From the first breast augmentation performed at the end of the 19th century using fat harvested from a patient’s lipoma and going through the augmentation techniques that use muscular flaps or the presence of the first mammary implants in the 60s (initially filled with silicone and eventually also with saline solution), we can say that the breast augmentation procedures have been an important factor in the development of aesthetic surgery. There has also been remarkable developments in silicone implants, which gives the patients several choices in shape, size, be it anatomical, individualized implants customized for each anatomical profile. The operating techniques have also evolved from preponderantly inframammary incisions to the periareolar incisions and even transaxillary incisions. Improvements were also made in the placement of implants, which gives the choice of either the subglandular or the submuscular positioning of the implants, depending on the anatomy of each case.

The risks and complications of plastic surgery

Despite plastic surgery being one of the safest surgical interventions, it still comes with associated risks and complications. That is simply the nature of surgery. Some of these risks are common to all surgical interventions such as excessive bleeding, the formation of hematoma and seroma, allergic reactions to the anesthesia, bruising, and a loss of sensation of the area treated.

Specific complications of plastic surgery are dependent on the type of intervention performed. When using implants, either for the breasts or the buttocks augmentation, there is always the risk of developing capsular contracture.

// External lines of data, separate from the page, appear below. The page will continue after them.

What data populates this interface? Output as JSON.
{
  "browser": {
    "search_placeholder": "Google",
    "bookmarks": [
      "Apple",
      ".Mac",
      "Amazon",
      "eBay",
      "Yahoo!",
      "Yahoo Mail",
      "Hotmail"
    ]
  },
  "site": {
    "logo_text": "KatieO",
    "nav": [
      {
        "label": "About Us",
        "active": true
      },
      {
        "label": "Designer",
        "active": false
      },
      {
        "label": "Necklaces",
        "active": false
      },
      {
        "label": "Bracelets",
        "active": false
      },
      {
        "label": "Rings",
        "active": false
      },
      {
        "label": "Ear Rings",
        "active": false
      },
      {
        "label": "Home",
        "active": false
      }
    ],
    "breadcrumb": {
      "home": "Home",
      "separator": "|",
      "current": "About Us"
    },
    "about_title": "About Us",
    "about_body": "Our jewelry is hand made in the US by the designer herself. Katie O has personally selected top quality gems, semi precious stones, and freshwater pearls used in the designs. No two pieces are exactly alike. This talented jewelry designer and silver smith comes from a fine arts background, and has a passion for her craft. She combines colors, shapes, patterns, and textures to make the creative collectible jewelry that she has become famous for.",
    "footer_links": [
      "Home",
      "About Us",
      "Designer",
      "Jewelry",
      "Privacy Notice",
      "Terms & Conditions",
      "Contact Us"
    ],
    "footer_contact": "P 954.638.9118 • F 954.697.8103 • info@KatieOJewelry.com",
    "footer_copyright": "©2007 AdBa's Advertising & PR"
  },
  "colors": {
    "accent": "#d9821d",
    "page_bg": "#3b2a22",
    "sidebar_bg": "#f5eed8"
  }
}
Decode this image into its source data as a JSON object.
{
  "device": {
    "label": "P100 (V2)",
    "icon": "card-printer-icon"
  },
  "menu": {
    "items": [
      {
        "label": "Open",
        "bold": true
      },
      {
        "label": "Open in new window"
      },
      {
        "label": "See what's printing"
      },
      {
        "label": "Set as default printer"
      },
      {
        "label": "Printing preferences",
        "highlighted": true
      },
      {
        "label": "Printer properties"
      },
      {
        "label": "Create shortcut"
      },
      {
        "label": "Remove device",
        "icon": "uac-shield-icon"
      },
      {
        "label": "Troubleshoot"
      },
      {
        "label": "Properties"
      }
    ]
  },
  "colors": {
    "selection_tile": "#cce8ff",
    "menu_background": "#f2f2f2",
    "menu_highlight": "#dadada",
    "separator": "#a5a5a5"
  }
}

Implant migration can also happen or in some cases, deep tissue infection that would require the removal and replacement of the implant.

All of these are just normal and natural side effects. Plastic surgery is still surgery after all so it will always carry risks. Risks are greatly reduced under the hands of skilled and experienced plastic surgeon and on how well you follow the surgeon’s recommendations for pre and post- operative care.

In other words, plastic surgery is safe, but if you choose someone with questionable credentials to perform your intervention in a hotel room, then you are playing Russian roulette with your life. If you wouldn’t allow a person who is not board certified or with verifiable qualifications to perform your heart, liver or kidney intervention, then it behooves you to follow the same principle with plastic surgery so you do not subject yourself to unnecessary risks.

Conclusion

Plastic surgery has seen a tremendous rise in demand over the last few decades. Advancements in technology and operating protocols make plastic surgery interventions one of the safest procedures today. Because plastic surgery is elective, there is plenty of time for the patient to undergo tests and analysis before scheduling the procedure. More than this, plastic surgery interventions should only be performed if the patient is in a good health condition. Even something as common as a cold can mean a postponement until you are in tiptop state.

Do note that as a patient, you also carry the responsibility of reducing risks of complications by strictly complying with and following the pre and postoperative care instructions of your plastic surgeon, including showing up for your follow up appointments.

Your choice of plastic surgeon and the medical facility where the procedure will be performed are critical elements to ensure your overall safety and well being during and after the surgery. Choose wisely and carefully.